Posted: 27 Jan 2006 ?? ?Print Version ?Bookmark and Share

Keywords:Yoshiko Hara? NEC Electronics?

Japan-based NEC Electronics Corp. posted an operating loss of $61 million and a net loss of $23 million for the fiscal 2005 third quarter on sales of $1.4 billion.

At the same time, the company announced that it would merge NEC Compound Semiconductor Devices Ltd back into the main business. The compound-semiconductor unit was spun off from NEC Corp. as a wholly owned subsidiary in 2001. The integration is expected to help NEC strengthen its system-on-chip business, according to Toshio Nakajima, president and CEO of NEC Electronics.

"In many cases, system-on-chip LSIs are offered together with front-end high-frequency devices. By integrating the compound-semiconductor company, we are going to offer modules that integrate system-on-chip LSIs and high-frequency devices," said Nakajima.

Third-quarter sales came in $17 million below NEC Electronics' October guidance. But the company managed to keep its operating loss below the original guidance of $91 million, helped by an exchange gain of $17 million.

NEC Electronics has been unprofitable since the 2005 fiscal first quarter, which began last April. In October, NEC's president Kaoru Tosaka resigned because of the company's poor fiscal performance.

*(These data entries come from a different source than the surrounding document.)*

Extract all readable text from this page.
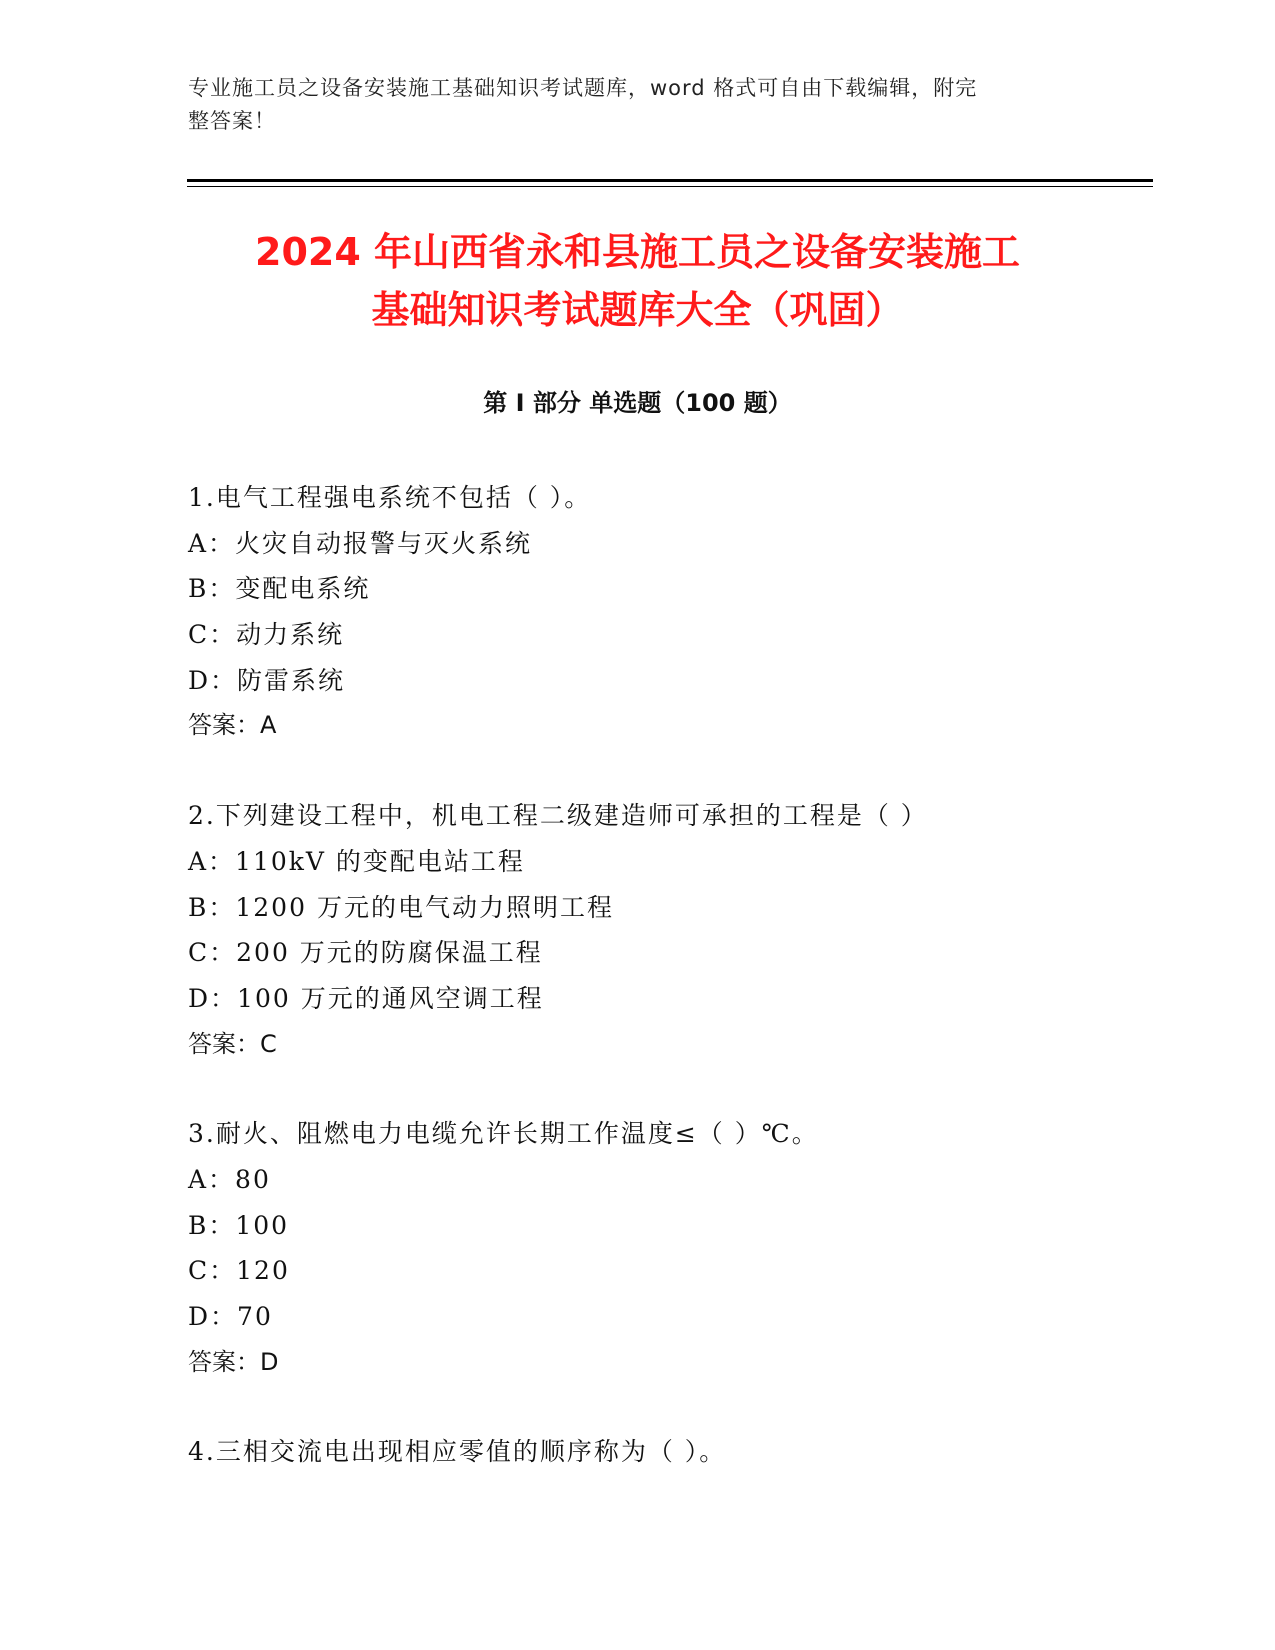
专业施工员之设备安装施工基础知识考试题库，word 格式可自由下载编辑，附完
整答案！
2024 年山西省永和县施工员之设备安装施工
基础知识考试题库大全（巩固）
第 I 部分 单选题（100 题）
1.电气工程强电系统不包括（ ）。
A：火灾自动报警与灭火系统
B：变配电系统
C：动力系统
D：防雷系统
答案：A
2.下列建设工程中，机电工程二级建造师可承担的工程是（ ）
A：110kV 的变配电站工程
B：1200 万元的电气动力照明工程
C：200 万元的防腐保温工程
D：100 万元的通风空调工程
答案：C
3.耐火、阻燃电力电缆允许长期工作温度≤（ ）℃。
A：80
B：100
C：120
D：70
答案：D
4.三相交流电出现相应零值的顺序称为（ ）。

In the fiscal midyear forecast it delivered in October, NEC projected full-fiscal-year sales of $5.5 billion, a decline of 10 percent from fiscal 2004. The projected fiscal-year operating loss of $287 million would be the first loss since the company went public in 2003. NEC has not changed the forecast.

"We'll do the best to improve the final result, but at the present, there are no big factors that deserve to change the forecast," said Nakajima.

The plunge in NEC Electronics' business this fiscal year was attributed to the failure to bring products to market in a timely manner and to continuing price erosion. Nakajima expects the company to achieve breakeven results in fiscal 2006.

The market for the company's EMMArchitecture system for digital consumer electronics continues to develop. Already, about 30 companies, including Toshiba and Sony, are offering DVD recorders and TVs employing EMMA devices. A new series of microcontrollers will be introduced midyear.

"We expect that these products will steadily increase to contribute to our business the next fiscal year," Nakajima said.